Yine aynı şekilde, odada bulunan herkes, halkın da ona çok yüksek bir teveccüh göstereceğinden, yaptıklarını minnetle takdir edeceğinden falan bahsetmeye başlarlar…

Bu muhabbetten iyice sıkılan Atatürk, sonunda patlar ve ağzından şuna benzer cümleler dökülür:

-       Hayır, sizin dediğiniz gibi demeyecekler… Size; halkımın arkamdan ne düşüneceğini ben söyleyeyim… Evet; Atatürk büyük adamdı, bizim için çok büyük işler başardı… Belki daha da büyük işler başaracaktı ama; keşke yanındaki şu “dalkavuklar” olmasaydı!...”

Ben “dalkavuk” kelimesini kullandım ama; hikayeyi okuduğum hatıratta “dalkavuk” kelimesi yok… Onun yerinde “pu..” ve “pe..” ile başlayan bambaşka iki kelime yazılı!...
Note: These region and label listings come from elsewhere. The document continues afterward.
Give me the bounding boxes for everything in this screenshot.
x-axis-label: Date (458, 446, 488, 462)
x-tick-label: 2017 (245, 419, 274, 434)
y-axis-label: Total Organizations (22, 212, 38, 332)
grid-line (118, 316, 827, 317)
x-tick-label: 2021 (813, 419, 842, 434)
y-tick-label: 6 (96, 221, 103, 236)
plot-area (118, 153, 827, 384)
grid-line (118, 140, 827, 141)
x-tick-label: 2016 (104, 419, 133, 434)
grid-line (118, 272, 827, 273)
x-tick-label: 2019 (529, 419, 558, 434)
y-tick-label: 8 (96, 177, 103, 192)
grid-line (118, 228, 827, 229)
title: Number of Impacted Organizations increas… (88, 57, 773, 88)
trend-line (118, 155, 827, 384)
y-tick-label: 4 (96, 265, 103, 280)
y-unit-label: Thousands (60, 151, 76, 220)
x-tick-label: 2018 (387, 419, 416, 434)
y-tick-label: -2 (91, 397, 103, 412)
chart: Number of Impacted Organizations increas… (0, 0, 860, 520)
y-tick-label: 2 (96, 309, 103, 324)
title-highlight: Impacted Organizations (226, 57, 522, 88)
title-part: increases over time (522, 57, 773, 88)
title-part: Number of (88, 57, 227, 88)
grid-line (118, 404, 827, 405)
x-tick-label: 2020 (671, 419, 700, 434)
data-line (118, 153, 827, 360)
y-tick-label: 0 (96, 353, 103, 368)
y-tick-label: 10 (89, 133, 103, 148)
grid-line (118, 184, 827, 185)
Sanırım, ömrünün son demlerinde bu tür adamların yüzünden onun neler çektiğini anlamak hiç zor değil…

Daha da ilginç olanı şu…

Bu dalkavuklar1938’den sonra da; onu halkın gözünden tamamen düşürmek ve itibarını iki paralık etmek için tam tersine planlı bir çaba içine girdiler!...

Mesela; Mevlid-i Şerifi Hz. Muhammed isminin yerine onun adını koyarak okudular!...

Onu bir “ilah” gibi gösteren şiirler yazdılar!...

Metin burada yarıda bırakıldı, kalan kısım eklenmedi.